I think the hypothesis might give an interesting hint, but I doubt that this will explain even muscle pain in particular. (As far as I remember, muscles are getting broken down in normal live on a regular basis too, given the circumstances.)

But even if it is true that in mecfs some tissue degradation takes place (I think so), it leads obviously not to severe degeneration (my gum though on four patches). So that we feel like dead doesn´t seem to be mirrored here.

I though hope that he will find some interesting relationship, but the most findings he is referring to haven`t been strong enough to serve as a biomarker so far. So, maybe a tendency?

And I think to say >> muscle pain - some muscle degradation - problem with glycolysis - core of mecfs << is a bit short cutting.

I would suggest to ask: "How on earth is it possible that PwME can sidestep some PEM by pacing? How on earth is it possible that PEM can appear delayed. A delayed problem with glycolysis?? Delayed muscle breakdown?

The hypothesis may be interesting really enough, but it will not be core, as far as we aren´t suffering from different diseases, I would say.

 

[gregh286]

I think the hypothesis might give an interesting hint, but I doubt that this will explain even muscle pain in particular. (As far as I remember, muscles are getting broken down in normal live on a regular basis too, given the circumstances.)

But even if it is true that in mecfs some tissue degradation takes place (I think so), it leads obviously not to severe degeneration (my gum though on four patches). So that we feel like dead doesn´t seem to be mirrored here.

I though hope that he will find some interesting relationship, but the most findings he is referring to haven`t been strong enough to serve as a biomarker so far.

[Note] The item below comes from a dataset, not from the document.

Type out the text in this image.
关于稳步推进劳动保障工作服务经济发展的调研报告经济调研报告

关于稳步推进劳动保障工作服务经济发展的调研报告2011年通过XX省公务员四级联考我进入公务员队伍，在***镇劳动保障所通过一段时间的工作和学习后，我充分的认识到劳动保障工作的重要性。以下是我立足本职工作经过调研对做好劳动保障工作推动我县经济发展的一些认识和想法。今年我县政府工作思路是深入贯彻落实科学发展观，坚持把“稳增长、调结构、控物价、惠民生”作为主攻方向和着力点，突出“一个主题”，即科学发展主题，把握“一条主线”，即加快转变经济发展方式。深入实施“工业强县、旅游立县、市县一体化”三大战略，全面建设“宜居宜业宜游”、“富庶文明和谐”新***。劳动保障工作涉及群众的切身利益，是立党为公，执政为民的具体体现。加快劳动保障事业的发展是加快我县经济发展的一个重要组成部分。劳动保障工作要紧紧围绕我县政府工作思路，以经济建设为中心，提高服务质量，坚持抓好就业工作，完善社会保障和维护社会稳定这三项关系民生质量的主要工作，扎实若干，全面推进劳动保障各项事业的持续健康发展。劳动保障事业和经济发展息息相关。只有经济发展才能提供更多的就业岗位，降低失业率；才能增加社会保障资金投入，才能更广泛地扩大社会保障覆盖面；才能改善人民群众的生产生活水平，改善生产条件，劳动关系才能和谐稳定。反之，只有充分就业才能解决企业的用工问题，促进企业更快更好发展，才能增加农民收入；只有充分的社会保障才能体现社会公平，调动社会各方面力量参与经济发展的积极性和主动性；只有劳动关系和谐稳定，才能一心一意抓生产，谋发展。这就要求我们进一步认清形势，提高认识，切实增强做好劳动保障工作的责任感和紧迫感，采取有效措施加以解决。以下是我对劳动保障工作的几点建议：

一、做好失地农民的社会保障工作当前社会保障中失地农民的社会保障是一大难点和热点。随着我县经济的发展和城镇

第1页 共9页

So, maybe a tendency?

And I think to say >> muscle pain - some muscle degradation - problem with glycolysis - core of mecfs << is a bit short cutting.

I would suggest to ask: "How on earth is it possible that PwME can sidestep some PEM by pacing? How on earth is it possible that PEM can appear delayed. A delayed problem with glycolysis?? Delayed muscle breakdown?

The hypothesis may be interesting really enough, but it will not be core, as far as we aren´t suffering from different diseases, I dare to say.

How is PEM delayed?
Ever dig in a garden for a day or goto the gym once every 6 months before having cFS?
2 days later you can barely get out of the car. Same principle. Sore and aching muscle delayed in normal people as you use muscles never used in long.long time.

 

[Wishful]

How on earth is it possible that PEM can appear delayed.

As gregh286 said, there's a delayed reaction to using muscles beyond their normal usage. There are probably several mechanism for the delayed reactions. The immune system is known to have delayed responses with precise, consistent times. I don't know the mechanism involved, but I know there are biological clocks that are quite accurate. I think they use a chemical reaction with a consistent timing, and have some sort of molecular 'tally stick' that counts the reactions, and when it reaches a certain tally, it triggers some other biochemical reaction. I experienced food triggering an abrupt rise in symptoms a precise and consistent 48 hrs +/- a few minutes later, so a consistent 24 hr delay for PEM after activity seems totally reasonable. A t-cell response seems a good guess for delayed PEM.